‘It is not at all safe’: Cities across Ukraine suffer a steady stream of civilian casualties.


LVIV, Ukraine — After an airstrike leveled a shopping center in central Ukraine this week, attention once again turned to the large human cost of the war far from the battlefield.

But across the country, civilian deaths are also mounting slowly, day by day, in smaller-scale attacks that claim handfuls of lives. Even in cities and towns away from the war’s fiercest fighting, civilian casualties have continued to steadily tick upward.

“They might be going for military structures, but they are mostly hitting civilian infrastructure,” Vitaly Kim, the governor of the Mykolaiv region of southern Ukraine, said in a news briefing Wednesday. “I think they are trying to frighten the local population and demoralize our military.”

Russian officials have repeatedly defended their actions in Ukraine, saying that their strikes focus on military infrastructure, but they have increasingly destroyed civilian sites.

On Wednesday, at least four people were killed in an early-morning missile strike in Mykolaiv, Mr. Kim said, after a direct hit on a five-story apartment building, according to the local authorities.
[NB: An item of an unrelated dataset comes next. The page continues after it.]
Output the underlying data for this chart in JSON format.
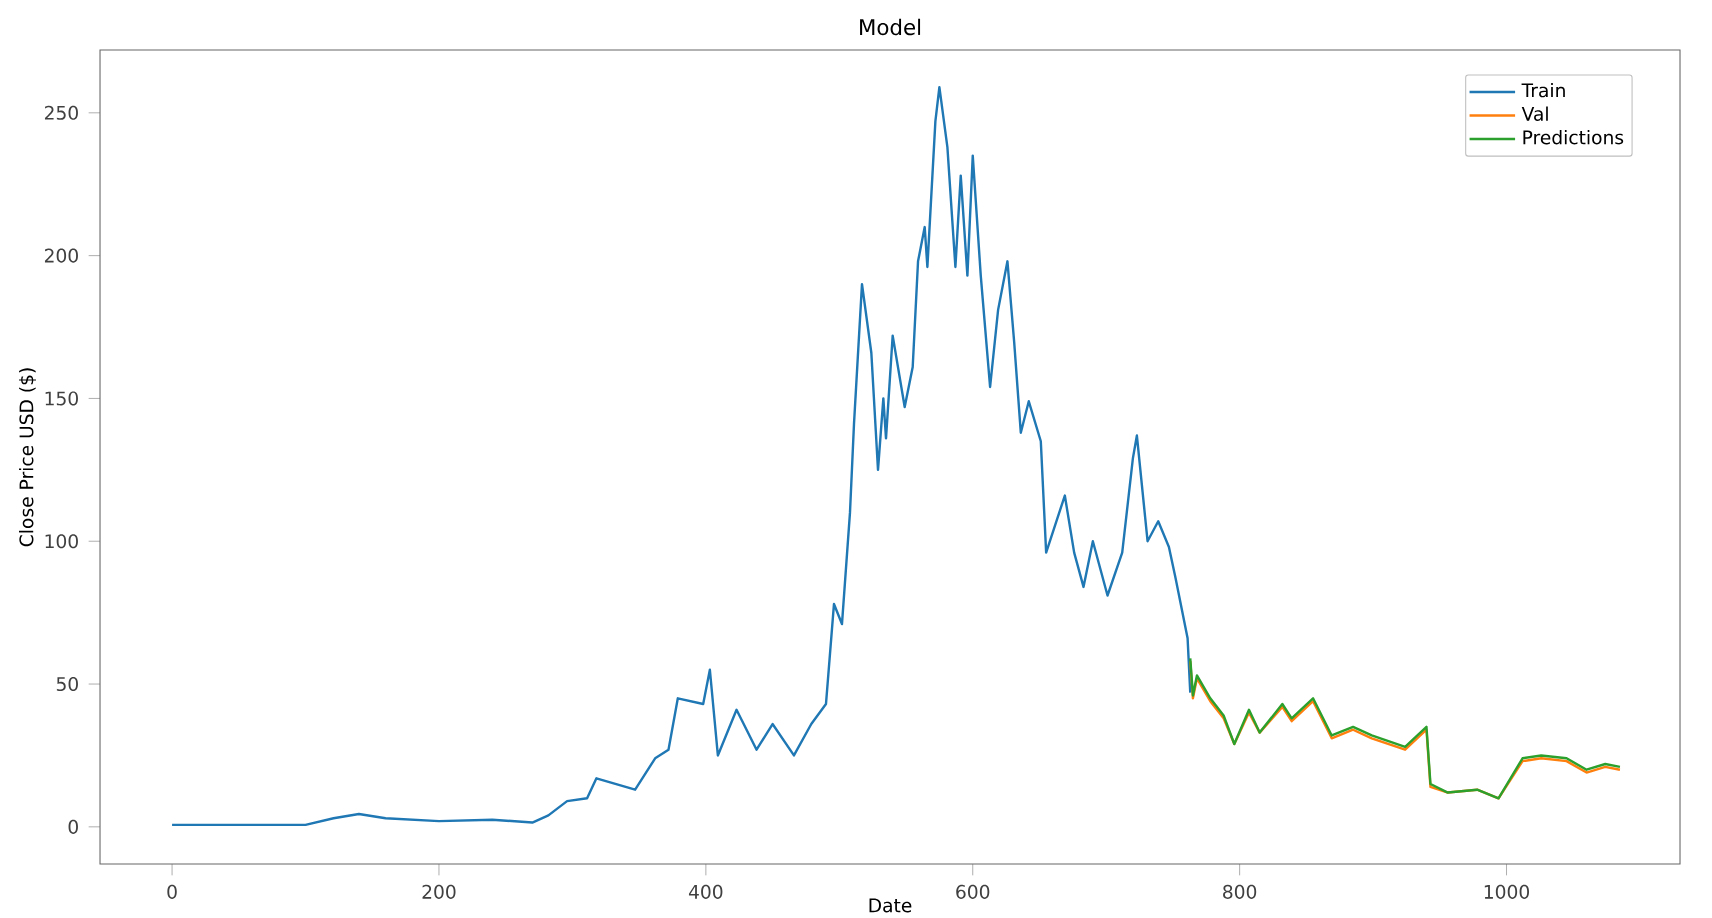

Another five people were injured in the attack, and a search and rescue operation was underway. A day earlier, shelling in the nearby city of Ochakiv killed three people, including a 6-year-old girl. A 3-month-old infant was also fighting for life in a hospital.

“It is not at all safe,” Mr. Kim said of the situation for the 250,000 civilians in Mykolaiv, noting safety had deteriorated significantly in the last three weeks. “We cannot calculate where the enemy might strike. They are not keeping to any norms of combat, and they are hitting civilian objects all the time.”

On Wednesday morning, rescuers were also digging through rubble in the central Ukrainian city of Dnipro, where missiles struck a gas station and an industrial complex a day earlier.

Mykola Lukashuk, the head of the Dnipropetrovsk Regional Council, said in a post on the Telegram app that two missiles had hit the city on Tuesday. One damaged dozens of cars and the area around the gas station and car repair shop, and another destroyed some structures at the industrial complex.

“The Ukrainian State Emergency Service is now conducting rescue works, dismantling the rubble and searching for survivors,” Mr. Lukashuk wrote.

Two people were killed and three others were injured by Russian shelling of communities in the Sumy region in northeastern Ukraine on Tuesday, according to Dmytro Zhyvytskyi, the governor of the region. And one person was killed in shelling in Donetsk, local officials said.

Two civilians were killed and at least others were six wounded in attacks in the Kharkiv region, when shells hit a residential building and a business. Kharkiv, Ukraine’s second largest city, is 25 miles from the Russian border. But the region’s governor, Oleh Synehubov, said there was currently no plan to evacuate civilians.

“We believe such an evacuation would only be necessary if the city of Kharkiv was being stormed,” Mr. Synehubov said in an interview broadcast on Ukrainian television.